“Makanlah.”
Long Wei menatap ikan setengah gosong itu dengan ketertarikan yang hampir tidak ada, tapi dia tetap menerimanya semata-mata hanya karena nyanyian perut yang tak mau diam.
Yang Feng, kakek bercaping yang telah “menyelamatkan” Long Wei itu memakan ikan bakar jatahnya sendiri. Sambil terus mengunyah, ia melempar satu pertanyaan yang seketika membuat amarah Long Wei datang kembali. “Jadi, apa yang telah kaulakukan sampai hanyut di sungai?”

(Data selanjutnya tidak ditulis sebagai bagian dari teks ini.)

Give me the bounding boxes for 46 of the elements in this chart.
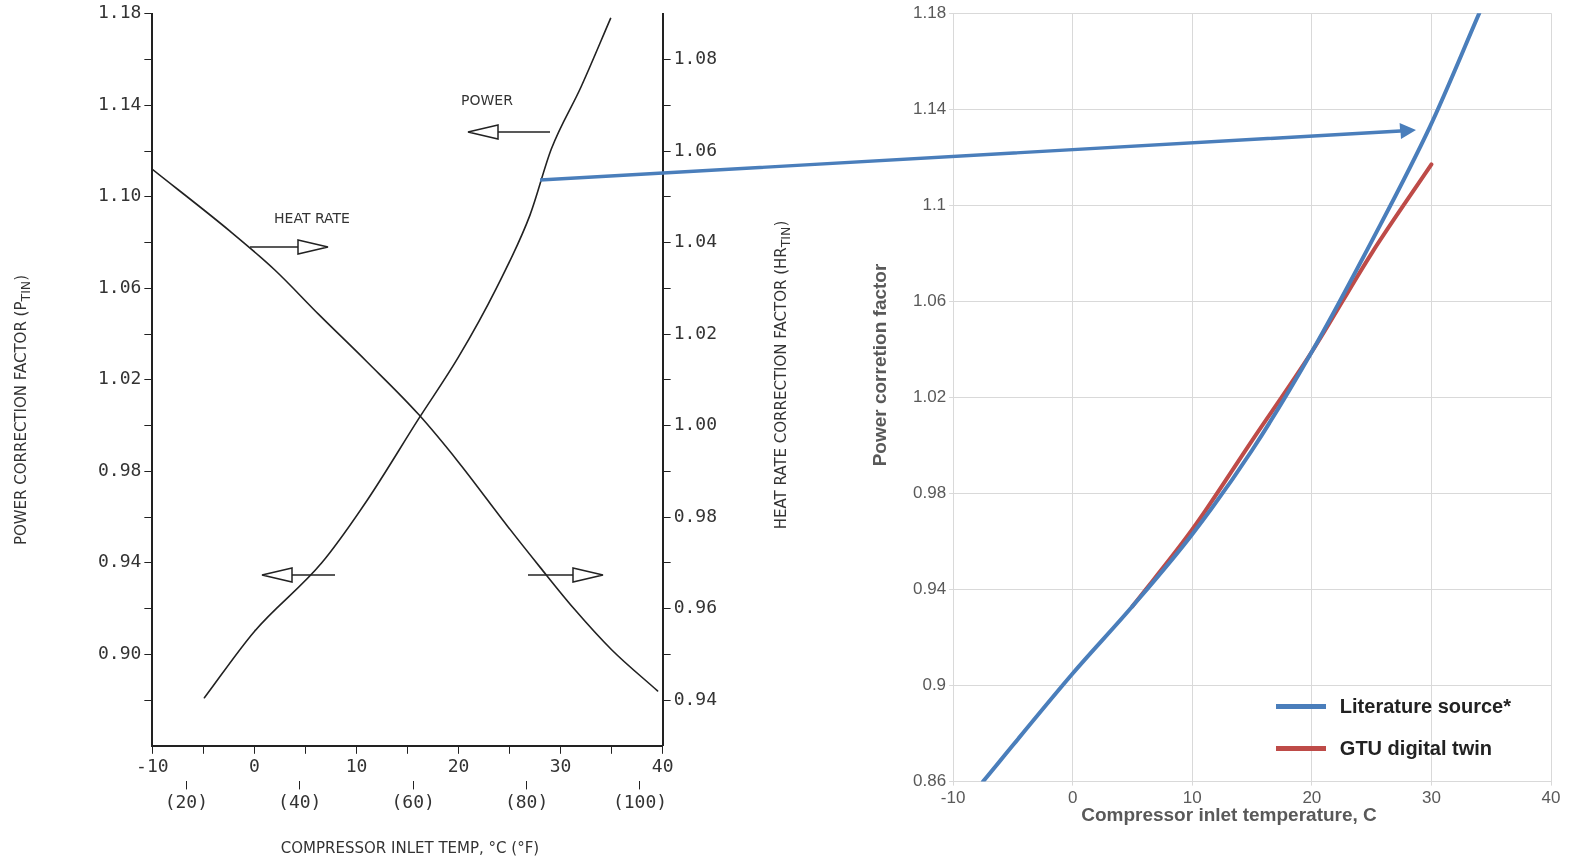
x-tick-label: 40	[1541, 788, 1561, 808]
y2-tick-label: 1.06	[673, 138, 718, 160]
y-tick-label: 1.18	[912, 2, 947, 22]
text: 1.10	[97, 184, 142, 206]
legend-label: Literature source*	[1339, 695, 1511, 719]
text: 0.90	[97, 641, 142, 663]
x-tick-label: 40	[651, 755, 674, 777]
y-tick-label: 1.1	[922, 194, 947, 214]
annotation: HEAT RATE	[274, 209, 350, 226]
y2-tick-label: 1.02	[673, 321, 718, 343]
y-axis-title: Power corretion factor	[869, 263, 891, 467]
x2-tick-label: (40)	[278, 790, 322, 812]
y-tick-label: 0.9	[922, 675, 947, 695]
y-tick-label: 0.86	[912, 771, 947, 791]
y-tick-label: 0.94	[912, 579, 947, 599]
x-tick-label: 20	[447, 755, 470, 777]
annotation: POWER	[461, 91, 514, 108]
y-tick-label: 1.02	[97, 367, 142, 389]
y2-tick-label: 1.04	[673, 230, 718, 252]
y2-tick-label: 0.96	[673, 596, 718, 618]
x2-tick-label: (20)	[164, 790, 209, 812]
y-tick-label: 1.06	[97, 275, 142, 297]
x2-tick-label: (80)	[504, 790, 549, 812]
x-tick-label: 30	[1421, 788, 1441, 808]
x-tick-label: 0	[248, 755, 260, 777]
x-tick-label: 0	[1067, 788, 1078, 808]
y-tick-label: 0.98	[97, 458, 142, 480]
y-tick-label: 1.02	[912, 387, 947, 407]
y-tick-label: 1.18	[97, 1, 142, 23]
x-tick-label: -10	[940, 788, 966, 808]
y-tick-label: 0.98	[912, 483, 947, 503]
y2-tick-label: 0.94	[673, 687, 718, 709]
y2-tick-label: 1.08	[673, 47, 718, 69]
y-tick-label: 0.94	[97, 550, 142, 572]
y-tick-label: 1.06	[912, 291, 947, 311]
x-tick-label: 10	[345, 755, 368, 777]
x-tick-label: 30	[549, 755, 572, 777]
x-axis-title: COMPRESSOR INLET TEMP, °C (°F)	[280, 839, 540, 857]
y2-tick-label: 1.00	[673, 413, 718, 435]
y-tick-label: 1.14	[912, 98, 947, 118]
x2-tick-label: (100)	[612, 790, 668, 812]
y-tick-label: 1.14	[97, 92, 142, 114]
legend-label: GTU digital twin	[1339, 737, 1493, 761]
x2-tick-label: (60)	[391, 790, 435, 812]
x-tick-label: -10	[136, 755, 169, 777]
y2-tick-label: 0.98	[673, 504, 718, 526]
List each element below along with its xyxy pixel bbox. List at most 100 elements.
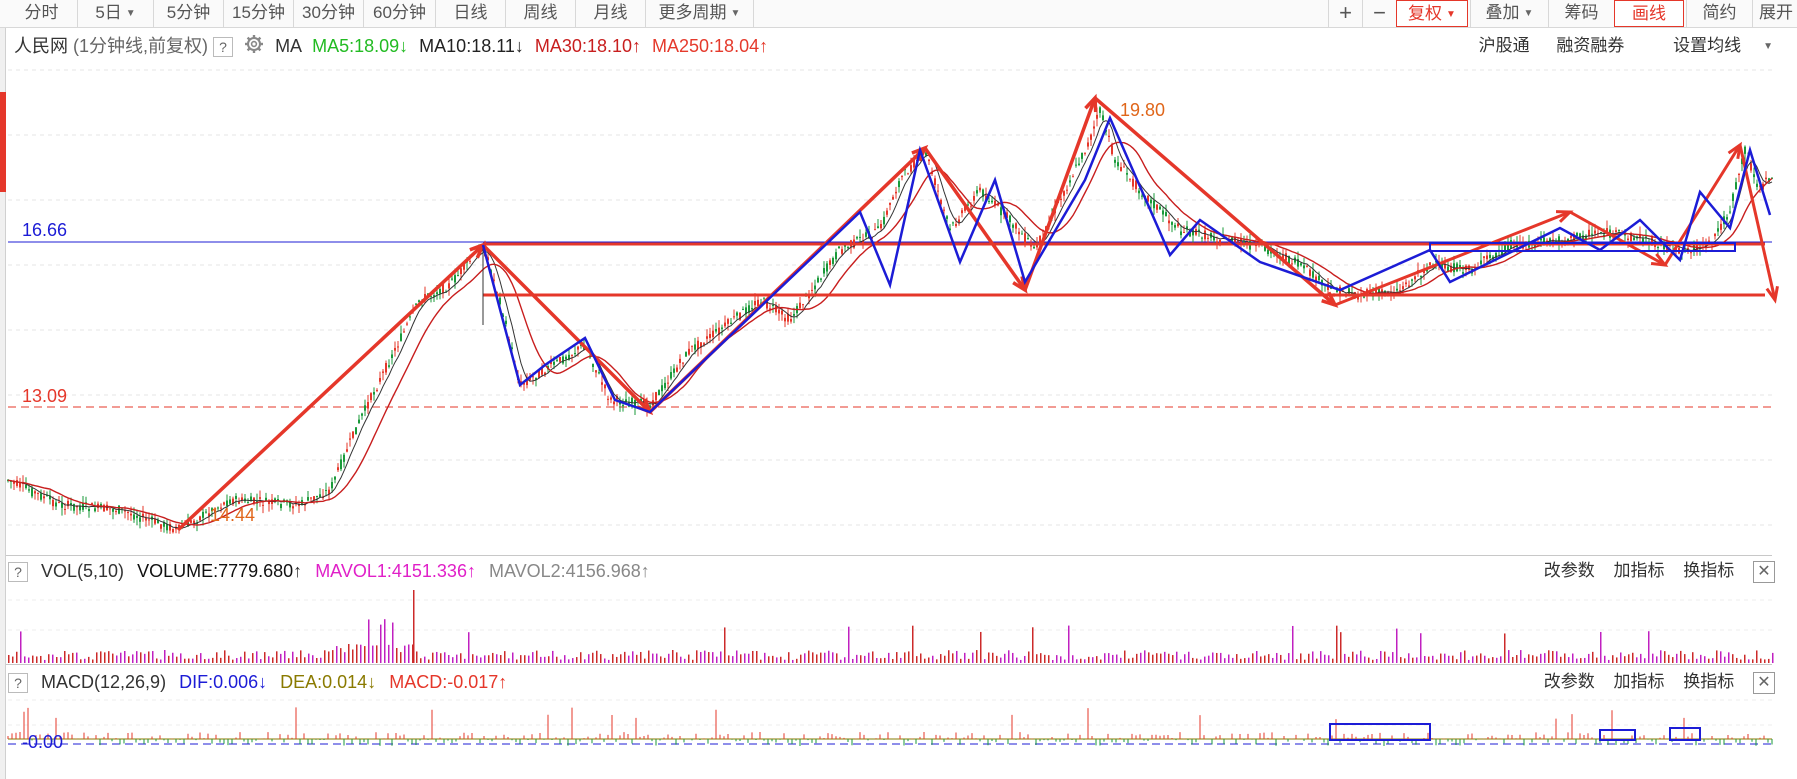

Pikirannya memutar kembali kenangan tadi malam yang baru saja terjadi. Seperti dipertontonkan persis di depan matanya, ketika ayahnya jatuh ke sungai dalam keadaan tak bernyawa, dan tantangan kedua pendekar besar.
Mata Long Wei menyusuri sungai Bai He lalu melihat sekeliling. Akhirnya dia tahu mengapa tak ada mayat lain yang lewat atau potongan-potongan kapal. Kiranya dia sudah terseret arus yang menuju ke belokan arah tenggara, dan mungkin sekali sisa-sisa pertempuran itu mengarah barat.
“Aku sedang naik kapal, dan diserang para bajak sungai.” Jawaban Long Wei tidak sepenuhnya bohong.
Kakek itu mengangguk-angguk sembari menampakkan ekspresi iba. “Aku Yang Feng, siapa namamu?”
“Long Wei,” ucapnya singkat sebelum menggigit ikan gosongnya.
“Long Wei ….” Yang Feng mengulang beberapa kali agar nama itu tertanam di ingatannya. “Aku menemukanmu hanyut di sini sendirian. Apa kau naik kapal sendirian?”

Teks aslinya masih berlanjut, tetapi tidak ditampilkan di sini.